Suara.com - China mengumumkan sebuah inisiatif untuk membangun standar global menyangkut keamanan data, Selasa (8/9/2020). Negara Tirai Bambu itu juga ingin mempromosikan multilateralisme pada masa negara-negara individual merundung negara lain serta memburu perusahaan.
"Pengaturan keamanan data global yang merefleksikan harapan semua negara dan menghormati kepentingan semua pihak harus diraih dalam dasar partisipasi universal oleh semua pihak," kata Menteri Luar Negeri China Wang Yi dilansir laman Antara, Rabu (9/9/2020).
Pengumuman tersebut disampaikan Wang satu bulan setelah Amerika Serikat (AS) mengatakan sedang membersihkan aplikasi China, yang disebutnya tidak terpercaya, di bawah program bernama Clean Network (Jaringan Bersih).
"Beberapa negara individual tengah secara agresif mengejar unilateralisme, memercikkan air kotor kepada negara lain dengan dalih 'kebersihan', dan melakukan perburuan global terhadap perusahaan terkemuka dari negara lain dengan dalih keamanan," ujar Wang.
![Aplikasi WeChat. [Shutterstock]](https://media.suara.com/pictures/653x366/2020/05/10/68816-aplikasi-wechat.jpg)
"Ini adalah jelas-jelas perundungan, dan harus dilawan dan ditolak," kata dia menambahkan.
Inisiatif China itu menyerukan perusahaan-perusahaan teknologi untuk mencegah adanya celah pada produk dan jasa yang memungkinkan data mereka diperoleh secara ilegal.
Pemerintah juga meminta para peserta untuk menghormati kedaulatan, yurisdiksi, dan hak pengelolaan data negara lain.
China juga menyerukan para peserta untuk tidak terlibat dalam pengawasan skala besar terhadap negara-negara lain atau secara ilegal mengambil informasi warga negara asing melalui teknologi informasi.
Namun, pengumuman itu tidak menyebutkan keterangan terperinci mengenai alasan pembentukan inisiatif tersebut serta negara mana saja yang telah bergabung.

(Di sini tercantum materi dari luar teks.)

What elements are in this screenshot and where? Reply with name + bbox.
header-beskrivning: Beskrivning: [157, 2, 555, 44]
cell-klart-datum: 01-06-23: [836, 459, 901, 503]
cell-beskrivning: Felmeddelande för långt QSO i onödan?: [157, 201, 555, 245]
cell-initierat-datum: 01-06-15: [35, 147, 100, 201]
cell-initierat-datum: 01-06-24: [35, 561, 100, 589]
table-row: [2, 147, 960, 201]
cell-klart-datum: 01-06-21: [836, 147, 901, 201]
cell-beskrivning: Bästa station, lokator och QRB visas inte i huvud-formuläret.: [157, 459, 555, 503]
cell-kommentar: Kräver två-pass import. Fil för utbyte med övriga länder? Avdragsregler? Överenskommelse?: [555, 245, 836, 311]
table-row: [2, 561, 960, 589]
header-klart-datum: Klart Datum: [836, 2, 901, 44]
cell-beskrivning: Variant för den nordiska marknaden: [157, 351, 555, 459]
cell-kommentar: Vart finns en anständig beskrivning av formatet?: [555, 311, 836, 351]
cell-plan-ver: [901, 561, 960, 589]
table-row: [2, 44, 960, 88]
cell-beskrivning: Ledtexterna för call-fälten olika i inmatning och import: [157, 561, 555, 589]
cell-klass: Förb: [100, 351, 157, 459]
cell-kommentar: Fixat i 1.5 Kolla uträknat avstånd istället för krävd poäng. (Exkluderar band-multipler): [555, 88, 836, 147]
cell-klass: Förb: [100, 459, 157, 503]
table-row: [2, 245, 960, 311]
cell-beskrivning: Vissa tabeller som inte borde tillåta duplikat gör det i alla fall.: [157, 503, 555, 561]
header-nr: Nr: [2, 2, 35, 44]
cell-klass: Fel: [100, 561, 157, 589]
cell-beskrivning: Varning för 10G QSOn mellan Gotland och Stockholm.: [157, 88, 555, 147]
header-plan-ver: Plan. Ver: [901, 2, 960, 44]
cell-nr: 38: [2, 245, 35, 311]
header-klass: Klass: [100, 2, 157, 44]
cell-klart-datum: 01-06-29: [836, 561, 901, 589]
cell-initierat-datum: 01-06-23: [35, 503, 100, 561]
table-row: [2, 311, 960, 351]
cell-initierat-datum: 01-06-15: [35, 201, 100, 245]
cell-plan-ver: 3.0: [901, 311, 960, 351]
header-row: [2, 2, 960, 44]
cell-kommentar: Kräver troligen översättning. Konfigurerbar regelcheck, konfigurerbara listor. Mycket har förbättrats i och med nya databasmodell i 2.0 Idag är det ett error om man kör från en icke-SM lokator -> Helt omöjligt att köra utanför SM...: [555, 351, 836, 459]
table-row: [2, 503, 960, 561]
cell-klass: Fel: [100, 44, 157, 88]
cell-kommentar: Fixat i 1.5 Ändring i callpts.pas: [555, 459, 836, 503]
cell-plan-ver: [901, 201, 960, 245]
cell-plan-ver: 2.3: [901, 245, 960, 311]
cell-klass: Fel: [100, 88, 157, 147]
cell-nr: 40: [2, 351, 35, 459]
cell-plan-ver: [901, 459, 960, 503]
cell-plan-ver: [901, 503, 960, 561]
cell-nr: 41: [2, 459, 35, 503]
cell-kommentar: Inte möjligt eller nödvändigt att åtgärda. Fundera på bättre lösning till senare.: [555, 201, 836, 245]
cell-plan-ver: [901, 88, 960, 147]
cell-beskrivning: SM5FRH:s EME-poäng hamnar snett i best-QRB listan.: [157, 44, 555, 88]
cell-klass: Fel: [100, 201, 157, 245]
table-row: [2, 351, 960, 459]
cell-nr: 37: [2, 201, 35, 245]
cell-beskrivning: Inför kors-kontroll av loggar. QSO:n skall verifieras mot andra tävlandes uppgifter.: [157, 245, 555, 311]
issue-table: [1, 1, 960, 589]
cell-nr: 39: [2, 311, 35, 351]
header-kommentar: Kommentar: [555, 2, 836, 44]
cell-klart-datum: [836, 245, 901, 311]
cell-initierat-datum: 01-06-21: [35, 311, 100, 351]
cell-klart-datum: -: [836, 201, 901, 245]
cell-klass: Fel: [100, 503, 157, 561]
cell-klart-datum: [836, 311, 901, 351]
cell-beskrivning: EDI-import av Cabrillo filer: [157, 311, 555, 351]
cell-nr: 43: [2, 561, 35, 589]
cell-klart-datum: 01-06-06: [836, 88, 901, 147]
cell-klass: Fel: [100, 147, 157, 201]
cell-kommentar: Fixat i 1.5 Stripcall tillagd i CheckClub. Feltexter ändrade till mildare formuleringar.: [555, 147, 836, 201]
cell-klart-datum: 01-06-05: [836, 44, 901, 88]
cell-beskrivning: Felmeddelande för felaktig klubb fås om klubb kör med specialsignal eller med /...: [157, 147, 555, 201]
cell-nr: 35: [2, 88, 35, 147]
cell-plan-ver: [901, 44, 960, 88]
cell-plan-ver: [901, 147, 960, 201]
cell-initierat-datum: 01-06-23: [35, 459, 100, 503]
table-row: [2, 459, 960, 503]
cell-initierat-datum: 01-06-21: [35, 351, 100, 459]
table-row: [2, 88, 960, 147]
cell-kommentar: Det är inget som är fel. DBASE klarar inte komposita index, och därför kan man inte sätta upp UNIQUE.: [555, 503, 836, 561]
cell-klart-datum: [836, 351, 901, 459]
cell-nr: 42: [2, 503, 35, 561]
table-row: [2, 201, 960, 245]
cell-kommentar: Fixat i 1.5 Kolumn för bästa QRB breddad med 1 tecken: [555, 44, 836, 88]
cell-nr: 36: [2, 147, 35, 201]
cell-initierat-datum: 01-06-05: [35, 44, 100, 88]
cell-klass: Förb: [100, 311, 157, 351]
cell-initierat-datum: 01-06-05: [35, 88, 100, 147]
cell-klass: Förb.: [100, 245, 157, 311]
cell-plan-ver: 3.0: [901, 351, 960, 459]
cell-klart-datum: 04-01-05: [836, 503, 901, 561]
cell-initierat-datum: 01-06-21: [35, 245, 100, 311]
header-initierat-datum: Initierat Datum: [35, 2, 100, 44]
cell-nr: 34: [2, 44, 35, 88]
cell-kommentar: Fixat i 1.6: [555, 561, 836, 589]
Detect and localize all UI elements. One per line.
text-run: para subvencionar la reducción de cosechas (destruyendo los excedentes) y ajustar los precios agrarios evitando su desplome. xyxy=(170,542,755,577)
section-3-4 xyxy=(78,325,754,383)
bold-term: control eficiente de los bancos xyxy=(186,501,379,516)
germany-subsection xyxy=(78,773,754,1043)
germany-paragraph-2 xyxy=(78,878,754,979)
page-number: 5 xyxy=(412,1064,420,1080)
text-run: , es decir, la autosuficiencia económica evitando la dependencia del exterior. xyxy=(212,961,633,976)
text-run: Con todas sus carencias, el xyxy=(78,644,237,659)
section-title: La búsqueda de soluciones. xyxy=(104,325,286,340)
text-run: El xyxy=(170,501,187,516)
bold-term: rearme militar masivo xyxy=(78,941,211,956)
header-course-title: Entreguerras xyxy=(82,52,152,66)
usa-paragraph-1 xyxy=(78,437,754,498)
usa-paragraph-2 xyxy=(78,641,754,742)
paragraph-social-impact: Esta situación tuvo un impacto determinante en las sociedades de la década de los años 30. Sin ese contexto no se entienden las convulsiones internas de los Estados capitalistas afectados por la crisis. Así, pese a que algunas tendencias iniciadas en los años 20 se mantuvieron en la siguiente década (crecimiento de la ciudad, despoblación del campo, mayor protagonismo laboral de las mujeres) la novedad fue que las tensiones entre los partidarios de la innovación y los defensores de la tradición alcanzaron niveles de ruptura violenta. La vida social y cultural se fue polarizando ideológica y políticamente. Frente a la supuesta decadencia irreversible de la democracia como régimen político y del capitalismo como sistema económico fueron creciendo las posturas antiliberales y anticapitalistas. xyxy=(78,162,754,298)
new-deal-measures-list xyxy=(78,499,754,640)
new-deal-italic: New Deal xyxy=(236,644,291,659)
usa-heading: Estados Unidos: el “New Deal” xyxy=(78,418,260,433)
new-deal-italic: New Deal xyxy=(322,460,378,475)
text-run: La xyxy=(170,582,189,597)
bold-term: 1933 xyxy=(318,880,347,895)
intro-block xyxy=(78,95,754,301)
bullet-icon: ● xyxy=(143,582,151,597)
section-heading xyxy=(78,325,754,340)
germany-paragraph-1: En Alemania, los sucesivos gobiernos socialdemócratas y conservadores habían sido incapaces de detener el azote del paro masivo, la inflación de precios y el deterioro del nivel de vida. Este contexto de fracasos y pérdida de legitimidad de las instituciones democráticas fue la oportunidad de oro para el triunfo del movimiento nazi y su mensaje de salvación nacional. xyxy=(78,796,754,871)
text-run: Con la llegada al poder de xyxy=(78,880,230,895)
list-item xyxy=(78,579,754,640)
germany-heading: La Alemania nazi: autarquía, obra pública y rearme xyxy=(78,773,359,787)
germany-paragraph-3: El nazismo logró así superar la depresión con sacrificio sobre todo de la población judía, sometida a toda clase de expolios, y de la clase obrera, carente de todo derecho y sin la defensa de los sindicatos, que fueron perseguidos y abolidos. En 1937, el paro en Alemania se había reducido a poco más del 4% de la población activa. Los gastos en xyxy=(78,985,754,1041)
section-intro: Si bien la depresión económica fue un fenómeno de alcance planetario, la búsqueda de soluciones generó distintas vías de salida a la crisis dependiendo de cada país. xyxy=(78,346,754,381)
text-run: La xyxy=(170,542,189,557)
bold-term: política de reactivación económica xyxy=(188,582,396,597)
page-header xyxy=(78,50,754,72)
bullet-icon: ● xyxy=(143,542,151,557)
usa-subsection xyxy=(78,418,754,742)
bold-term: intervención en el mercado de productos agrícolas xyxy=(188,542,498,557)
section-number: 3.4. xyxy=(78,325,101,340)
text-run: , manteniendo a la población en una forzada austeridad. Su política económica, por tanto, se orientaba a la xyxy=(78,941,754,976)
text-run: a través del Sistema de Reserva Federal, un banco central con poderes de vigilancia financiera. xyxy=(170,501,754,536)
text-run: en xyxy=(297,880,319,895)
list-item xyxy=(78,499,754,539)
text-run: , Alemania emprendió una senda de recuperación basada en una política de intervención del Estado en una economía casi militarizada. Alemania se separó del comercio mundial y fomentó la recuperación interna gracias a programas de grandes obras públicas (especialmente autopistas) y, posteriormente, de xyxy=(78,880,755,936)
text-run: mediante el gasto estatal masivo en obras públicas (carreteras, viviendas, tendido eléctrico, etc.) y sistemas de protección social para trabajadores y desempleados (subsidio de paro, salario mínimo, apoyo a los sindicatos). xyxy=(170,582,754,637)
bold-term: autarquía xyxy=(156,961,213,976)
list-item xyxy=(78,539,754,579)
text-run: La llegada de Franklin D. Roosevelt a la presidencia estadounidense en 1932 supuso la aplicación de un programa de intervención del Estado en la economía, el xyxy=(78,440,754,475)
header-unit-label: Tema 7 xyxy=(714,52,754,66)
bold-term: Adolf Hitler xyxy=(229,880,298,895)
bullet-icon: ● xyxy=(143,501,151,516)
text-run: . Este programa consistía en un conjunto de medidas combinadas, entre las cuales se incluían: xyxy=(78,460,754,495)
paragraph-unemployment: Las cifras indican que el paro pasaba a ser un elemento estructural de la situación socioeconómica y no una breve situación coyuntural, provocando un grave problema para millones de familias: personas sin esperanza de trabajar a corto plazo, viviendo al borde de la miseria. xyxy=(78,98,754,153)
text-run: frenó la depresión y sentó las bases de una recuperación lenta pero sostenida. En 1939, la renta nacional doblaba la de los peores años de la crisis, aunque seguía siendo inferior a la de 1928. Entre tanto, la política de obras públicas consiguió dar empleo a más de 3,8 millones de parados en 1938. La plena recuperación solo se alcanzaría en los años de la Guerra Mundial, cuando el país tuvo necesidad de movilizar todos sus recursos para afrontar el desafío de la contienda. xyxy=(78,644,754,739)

Baca Juga: Bahas Vaksin SinoVac, WHO dan China Rapat Khusus
China sendiri mengawasi dan menyensor secara ketat ruang siber negaranya melalui Tembok Api Besar (Great Firewall), sebuah pembatasan akses dalam negeri terhadap perusahaan-perusahaan media sosial yang berbasis di AS, seperti Twitter, Facebook, dan Google.
![Aplikasi TikTok. [Shutterstock]](https://media.suara.com/pictures/653x366/2020/07/21/37227-aplikasi-tiktok.jpg)
Sementara itu, pemerintahan AS di bawah Presiden Donald Trump telah mengambil langkah terhadap perusahaan besar asal China, seperti Huawei Technologies, Tencent Holdings, dan ByteDance yang memiliki TikTok, atas alasan keamanan nasional dan kekhawatiran soal pengumpulan data pengguna.
Perusahaan-perusahaan itu menyangkal tuduhan AS. Meskipun begitu, AS telah memblokir ekspor untuk Huawei dan berencana melarang TikTok di negaranya pada September ini, kecuali ByteDance menjual hak operasional media berbagi video singkat tersebut di AS.